No doubt the rioting in Merthyr, the Rebecca Riots and the Chartist uprising in Newport presented a picture of discontent. Certainly industrialisation resulted in appalling living and working conditions, poverty and unrest. For many the cause was the lack of adequate education and the predominance of the Welsh language which was believed to be holding the back the Welsh worker. It was the ‘language of old-fashioned agriculture, of theology and of rustic life, while all the world about him is English’.

The report was scathing in its attack on the state of education in Wales; the tone was often derisory and the approach lacking in empathy. It portrayed an insufficient number of schools, inadequately trained teachers and too few children attending school and with irregular attendance. The reason for the latter was often the inability to pay the school pence and family responsibilities. The teaching of English, the medium of instruction in most schools, was poor and some teachers had no knowledge of the language. Others used English text books which the children could not read. The first teacher training college in Wales was Trinity in Carmarthen (1848 and for men only).

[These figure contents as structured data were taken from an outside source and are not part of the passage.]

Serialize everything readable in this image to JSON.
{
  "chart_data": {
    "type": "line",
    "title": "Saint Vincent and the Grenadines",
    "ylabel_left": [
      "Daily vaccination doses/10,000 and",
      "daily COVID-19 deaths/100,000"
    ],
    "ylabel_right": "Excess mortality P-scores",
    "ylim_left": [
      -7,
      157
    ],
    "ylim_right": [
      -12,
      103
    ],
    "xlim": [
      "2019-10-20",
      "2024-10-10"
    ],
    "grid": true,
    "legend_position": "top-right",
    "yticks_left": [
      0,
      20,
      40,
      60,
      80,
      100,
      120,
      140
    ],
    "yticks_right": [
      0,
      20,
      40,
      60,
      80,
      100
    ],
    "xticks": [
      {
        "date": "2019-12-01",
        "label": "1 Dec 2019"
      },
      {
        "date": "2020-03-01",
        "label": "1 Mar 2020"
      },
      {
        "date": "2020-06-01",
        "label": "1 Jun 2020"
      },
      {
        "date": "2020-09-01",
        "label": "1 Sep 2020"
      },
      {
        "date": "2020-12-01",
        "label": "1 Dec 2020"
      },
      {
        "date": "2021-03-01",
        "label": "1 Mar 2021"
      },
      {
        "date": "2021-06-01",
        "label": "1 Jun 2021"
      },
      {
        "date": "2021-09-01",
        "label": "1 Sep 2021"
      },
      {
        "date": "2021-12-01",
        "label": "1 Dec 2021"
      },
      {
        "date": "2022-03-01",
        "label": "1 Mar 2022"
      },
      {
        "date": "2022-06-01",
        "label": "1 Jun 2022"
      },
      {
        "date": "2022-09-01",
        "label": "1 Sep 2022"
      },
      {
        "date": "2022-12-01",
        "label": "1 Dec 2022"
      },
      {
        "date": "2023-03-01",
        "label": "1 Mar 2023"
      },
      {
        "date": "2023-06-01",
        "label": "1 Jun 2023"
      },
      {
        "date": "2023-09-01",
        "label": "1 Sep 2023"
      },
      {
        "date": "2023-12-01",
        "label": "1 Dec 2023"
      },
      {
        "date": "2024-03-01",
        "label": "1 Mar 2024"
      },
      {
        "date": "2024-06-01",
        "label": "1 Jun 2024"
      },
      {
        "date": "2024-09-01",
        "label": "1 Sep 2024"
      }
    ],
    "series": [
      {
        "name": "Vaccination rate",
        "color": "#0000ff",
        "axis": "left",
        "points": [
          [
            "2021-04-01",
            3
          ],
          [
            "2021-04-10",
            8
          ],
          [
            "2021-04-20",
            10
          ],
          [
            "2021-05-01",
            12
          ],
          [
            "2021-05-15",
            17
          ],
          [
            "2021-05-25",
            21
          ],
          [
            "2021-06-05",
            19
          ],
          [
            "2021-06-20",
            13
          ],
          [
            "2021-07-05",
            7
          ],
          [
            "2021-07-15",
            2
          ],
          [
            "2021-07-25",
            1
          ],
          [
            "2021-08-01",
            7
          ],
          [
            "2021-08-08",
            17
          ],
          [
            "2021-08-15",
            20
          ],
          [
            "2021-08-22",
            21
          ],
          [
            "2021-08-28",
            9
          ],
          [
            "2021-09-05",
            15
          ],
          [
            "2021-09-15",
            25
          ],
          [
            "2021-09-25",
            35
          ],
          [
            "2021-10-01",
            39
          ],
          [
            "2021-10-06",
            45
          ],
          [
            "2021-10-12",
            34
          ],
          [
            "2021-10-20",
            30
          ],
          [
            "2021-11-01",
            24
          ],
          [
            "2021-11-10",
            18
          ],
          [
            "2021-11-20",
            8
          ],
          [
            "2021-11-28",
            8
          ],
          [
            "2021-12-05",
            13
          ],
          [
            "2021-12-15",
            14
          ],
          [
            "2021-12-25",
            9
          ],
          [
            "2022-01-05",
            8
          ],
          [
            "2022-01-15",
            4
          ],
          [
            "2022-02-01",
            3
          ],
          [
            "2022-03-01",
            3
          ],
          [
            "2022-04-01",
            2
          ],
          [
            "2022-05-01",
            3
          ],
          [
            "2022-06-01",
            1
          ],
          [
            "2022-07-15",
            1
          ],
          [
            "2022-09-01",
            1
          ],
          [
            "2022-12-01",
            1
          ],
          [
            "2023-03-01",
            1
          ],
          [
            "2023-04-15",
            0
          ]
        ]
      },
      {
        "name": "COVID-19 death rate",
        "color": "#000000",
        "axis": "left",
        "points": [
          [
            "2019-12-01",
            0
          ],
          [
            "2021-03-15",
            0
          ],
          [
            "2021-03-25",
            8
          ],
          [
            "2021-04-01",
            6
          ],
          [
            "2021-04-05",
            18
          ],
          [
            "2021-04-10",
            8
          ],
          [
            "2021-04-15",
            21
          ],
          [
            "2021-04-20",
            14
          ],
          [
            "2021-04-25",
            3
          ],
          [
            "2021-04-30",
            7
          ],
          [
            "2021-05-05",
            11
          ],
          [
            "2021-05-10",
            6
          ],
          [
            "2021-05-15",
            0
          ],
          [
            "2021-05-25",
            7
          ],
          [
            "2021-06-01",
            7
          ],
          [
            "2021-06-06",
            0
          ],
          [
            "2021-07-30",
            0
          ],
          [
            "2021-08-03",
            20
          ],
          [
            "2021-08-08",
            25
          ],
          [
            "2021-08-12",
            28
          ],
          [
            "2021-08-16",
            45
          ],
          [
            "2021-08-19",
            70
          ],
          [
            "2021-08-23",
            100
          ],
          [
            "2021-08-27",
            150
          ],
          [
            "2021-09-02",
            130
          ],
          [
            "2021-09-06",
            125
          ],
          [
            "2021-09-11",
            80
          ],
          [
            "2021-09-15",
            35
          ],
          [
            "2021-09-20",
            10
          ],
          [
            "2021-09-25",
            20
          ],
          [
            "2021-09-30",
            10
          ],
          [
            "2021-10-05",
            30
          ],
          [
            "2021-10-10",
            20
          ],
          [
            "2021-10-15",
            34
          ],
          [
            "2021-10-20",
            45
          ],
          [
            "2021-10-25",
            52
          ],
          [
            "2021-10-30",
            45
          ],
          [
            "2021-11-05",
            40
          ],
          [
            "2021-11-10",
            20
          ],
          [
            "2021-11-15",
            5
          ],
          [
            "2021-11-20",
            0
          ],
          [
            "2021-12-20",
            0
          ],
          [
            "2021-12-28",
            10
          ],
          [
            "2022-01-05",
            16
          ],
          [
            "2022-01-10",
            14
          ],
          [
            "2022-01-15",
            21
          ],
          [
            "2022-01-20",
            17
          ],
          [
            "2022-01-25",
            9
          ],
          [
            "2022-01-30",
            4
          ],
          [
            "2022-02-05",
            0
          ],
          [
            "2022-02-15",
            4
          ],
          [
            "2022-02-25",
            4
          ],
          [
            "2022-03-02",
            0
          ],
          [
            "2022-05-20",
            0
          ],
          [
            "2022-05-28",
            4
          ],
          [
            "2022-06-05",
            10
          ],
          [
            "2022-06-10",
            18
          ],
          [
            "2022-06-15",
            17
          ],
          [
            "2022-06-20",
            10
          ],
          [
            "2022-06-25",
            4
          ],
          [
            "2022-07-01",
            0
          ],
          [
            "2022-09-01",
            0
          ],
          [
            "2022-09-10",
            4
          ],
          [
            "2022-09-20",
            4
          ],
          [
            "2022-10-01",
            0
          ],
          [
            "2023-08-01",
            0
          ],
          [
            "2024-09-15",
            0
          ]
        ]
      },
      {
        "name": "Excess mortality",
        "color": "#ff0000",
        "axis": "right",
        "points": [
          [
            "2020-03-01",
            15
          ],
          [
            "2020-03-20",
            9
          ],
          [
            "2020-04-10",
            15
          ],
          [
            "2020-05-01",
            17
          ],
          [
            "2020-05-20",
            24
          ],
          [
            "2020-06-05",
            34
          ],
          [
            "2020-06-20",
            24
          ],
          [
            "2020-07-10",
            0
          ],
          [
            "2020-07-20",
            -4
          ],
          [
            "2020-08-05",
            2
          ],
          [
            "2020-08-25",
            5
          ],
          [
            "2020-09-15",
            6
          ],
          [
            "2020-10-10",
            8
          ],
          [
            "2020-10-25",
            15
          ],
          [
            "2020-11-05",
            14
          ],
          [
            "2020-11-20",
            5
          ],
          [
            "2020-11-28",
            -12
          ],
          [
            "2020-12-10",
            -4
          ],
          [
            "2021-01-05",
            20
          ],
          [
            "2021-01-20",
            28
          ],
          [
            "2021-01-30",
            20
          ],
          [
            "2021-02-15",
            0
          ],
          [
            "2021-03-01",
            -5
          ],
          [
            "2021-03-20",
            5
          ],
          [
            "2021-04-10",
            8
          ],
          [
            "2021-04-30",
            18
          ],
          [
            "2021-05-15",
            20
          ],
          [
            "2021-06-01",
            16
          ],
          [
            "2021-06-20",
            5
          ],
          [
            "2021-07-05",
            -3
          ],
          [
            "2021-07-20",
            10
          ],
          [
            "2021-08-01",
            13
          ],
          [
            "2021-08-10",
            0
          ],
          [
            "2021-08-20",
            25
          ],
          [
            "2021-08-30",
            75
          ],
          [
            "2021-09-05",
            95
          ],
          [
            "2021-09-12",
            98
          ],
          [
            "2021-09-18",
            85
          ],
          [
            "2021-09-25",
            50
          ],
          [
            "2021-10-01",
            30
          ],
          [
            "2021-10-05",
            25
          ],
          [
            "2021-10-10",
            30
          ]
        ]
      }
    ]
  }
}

In truth, the educational situation was extremely poor, but no poorer than many areas in England. The commissioners in fact recognised the hunger that the Welsh had for education and praised the work of the Sunday Schools. What the grim report did was to harden attitudes toward Anglicanism, increase the support for non-conformism and galvanise the societies responsible for the provision of education in Wales. This, then, was the background to the development of works schools in Wales and the report was published in the decade before the building of the Copperworks School in Burry Port.

Sources

  • A History of Education in Wales, Jones and Roderick, University of Wales Press, 2003.
  • Education in Industrial Wales, Leslie Wynne Evans, 1971.
  • The Blue Books of 1847, The National Library of Wales.